A Two-Night Celebration of Contemporary Dance and Theater by Women from Africa
Oct 19 & 20, 2012 • YBCA Forum
The multi-lateral silence is deafening...
Within the hollow of a genocide, against the scorched side of a drought, despite the yawning regularity of abuse and intimidation, the texture of an African female aesthetic is coming into sharp focus.
(Or not...)
Voices of Strength is what happens when a myth grows up and begins to speak for itself. It is a collection of politicized, compassionate re-tellings of the human temperament "spoken" from the perspective of a re-positioned protagonist, the African woman, split into geographic parts, filling dry chasms of narrative holes. The artists represented in the two programs come to the United States from Mali and South Africa, Cote d'Ivoire and Morocco, Mozambique and more. They are choreographers, writers, singers, and designers with dissimilar views of a continent swathed in stereotype and monolith. They draw into the mythic space that the West projects onto them, responding at turns to the sexual violence and weaponry of cultural warfare, and also to the complex tenderness of sisterhood.
And...
Maybe their work isn't as vast as the Saharan trek in a Hollywood movie, and the smallness of their stories is actually the point.
See her...
A dark dancer in a dark dress. She is from Mozambique, looking dead at you, sight impaired.
Hear them...
Wailing women, monastic and ordinary, Francophile of the desert, arcing hands slicing between them like aberrant thoughts in a meditation.
Feel this...
Mother's milk in rain form, libation on an unlit stage, soaking two female letter-writers in the middle of a correspondence.
There are, without a doubt, sights and sounds from Voices of Strength that an American audience will never have seen before. There will be, for many, a new arrival at a more distinctive and empirically based composite of the African female experience. More poignantly however, there will be over-evidence of the familiar, a temple of ordinary textured female and African. These stories are slightly less than manifestoes, and correspondingly, are scaled huge precisely because of their intimate and approximate architecture.
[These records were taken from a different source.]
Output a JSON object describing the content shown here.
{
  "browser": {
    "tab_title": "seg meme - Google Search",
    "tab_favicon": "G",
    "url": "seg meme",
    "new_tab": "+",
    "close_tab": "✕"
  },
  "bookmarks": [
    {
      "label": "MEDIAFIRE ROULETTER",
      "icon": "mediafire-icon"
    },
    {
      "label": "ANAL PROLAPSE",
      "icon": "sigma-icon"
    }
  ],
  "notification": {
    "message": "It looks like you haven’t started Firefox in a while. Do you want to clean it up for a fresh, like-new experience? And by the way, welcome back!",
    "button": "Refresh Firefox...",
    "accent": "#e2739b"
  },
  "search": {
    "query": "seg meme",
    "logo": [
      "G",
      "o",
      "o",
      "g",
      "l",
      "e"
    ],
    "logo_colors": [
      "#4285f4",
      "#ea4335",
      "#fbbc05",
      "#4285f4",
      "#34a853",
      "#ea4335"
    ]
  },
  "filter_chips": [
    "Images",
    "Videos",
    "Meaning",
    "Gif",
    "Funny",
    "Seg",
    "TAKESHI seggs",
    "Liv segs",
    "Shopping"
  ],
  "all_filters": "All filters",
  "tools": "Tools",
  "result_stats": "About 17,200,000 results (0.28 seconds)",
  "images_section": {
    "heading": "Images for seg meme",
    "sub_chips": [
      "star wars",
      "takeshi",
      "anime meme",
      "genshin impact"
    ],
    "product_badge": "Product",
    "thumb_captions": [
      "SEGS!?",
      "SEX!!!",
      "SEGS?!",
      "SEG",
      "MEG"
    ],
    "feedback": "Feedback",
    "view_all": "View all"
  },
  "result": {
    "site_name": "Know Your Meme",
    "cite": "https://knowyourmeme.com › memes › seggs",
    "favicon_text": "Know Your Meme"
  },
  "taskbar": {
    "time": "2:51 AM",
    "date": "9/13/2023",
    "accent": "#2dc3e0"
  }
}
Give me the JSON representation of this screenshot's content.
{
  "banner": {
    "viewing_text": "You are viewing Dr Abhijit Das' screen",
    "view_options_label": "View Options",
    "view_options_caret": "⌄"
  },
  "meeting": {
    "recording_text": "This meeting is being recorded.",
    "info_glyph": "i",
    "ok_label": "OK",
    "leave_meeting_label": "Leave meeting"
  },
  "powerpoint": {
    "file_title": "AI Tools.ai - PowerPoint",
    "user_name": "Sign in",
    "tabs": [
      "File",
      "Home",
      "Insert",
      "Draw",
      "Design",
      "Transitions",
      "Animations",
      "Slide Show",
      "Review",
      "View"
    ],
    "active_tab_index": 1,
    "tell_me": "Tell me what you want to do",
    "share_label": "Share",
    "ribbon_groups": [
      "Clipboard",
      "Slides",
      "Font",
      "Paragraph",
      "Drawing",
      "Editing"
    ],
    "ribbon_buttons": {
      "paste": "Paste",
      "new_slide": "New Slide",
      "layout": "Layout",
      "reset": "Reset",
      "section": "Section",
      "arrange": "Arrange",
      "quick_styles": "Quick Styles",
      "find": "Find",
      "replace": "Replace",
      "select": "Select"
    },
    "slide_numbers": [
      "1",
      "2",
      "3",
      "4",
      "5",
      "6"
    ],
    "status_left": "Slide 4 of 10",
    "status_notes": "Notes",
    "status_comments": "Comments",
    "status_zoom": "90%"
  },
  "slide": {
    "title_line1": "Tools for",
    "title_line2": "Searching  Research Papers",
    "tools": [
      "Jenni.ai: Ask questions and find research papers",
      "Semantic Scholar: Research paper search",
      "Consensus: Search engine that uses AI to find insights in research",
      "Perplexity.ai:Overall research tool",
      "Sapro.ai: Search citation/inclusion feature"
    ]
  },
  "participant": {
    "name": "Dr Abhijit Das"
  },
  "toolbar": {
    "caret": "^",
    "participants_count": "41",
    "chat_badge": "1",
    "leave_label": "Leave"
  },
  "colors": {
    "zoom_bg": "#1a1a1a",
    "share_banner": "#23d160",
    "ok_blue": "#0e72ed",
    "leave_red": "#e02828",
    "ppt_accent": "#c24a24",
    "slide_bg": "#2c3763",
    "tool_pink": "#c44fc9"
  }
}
—Marc Bamuthi Joseph, Director of Performance
"The work of art and the work of culture is to pave the way for a qualitative practice of the imagination — a practice without which we will have no name, no face, and no voice in history." — Achille Mbembe
As part of our commitment to supporting the work of contemporary African choreographers, YBCA welcomes Voices of Strength: A Two-Night Celebration of Contemporary Dance and Theater by Women from Africa, a U.S. debut tour that celebrates the stylistic diversity of contemporary performance across the African continent. Created and performed by Nelisiwe Xaba (South Africa), Kettly Noël (Haiti/Mali), Nadia Beugré (Côte d'Ivoire), Bouchra Ouizguen (Morocco) and Maria-Helena Pinto (Mozambique), the works in Voices of Strength use humor, irony, poignancy, and power to confront personal obstacles, address political and social issues, and paint true and vivid pictures of the lives of contemporary African women.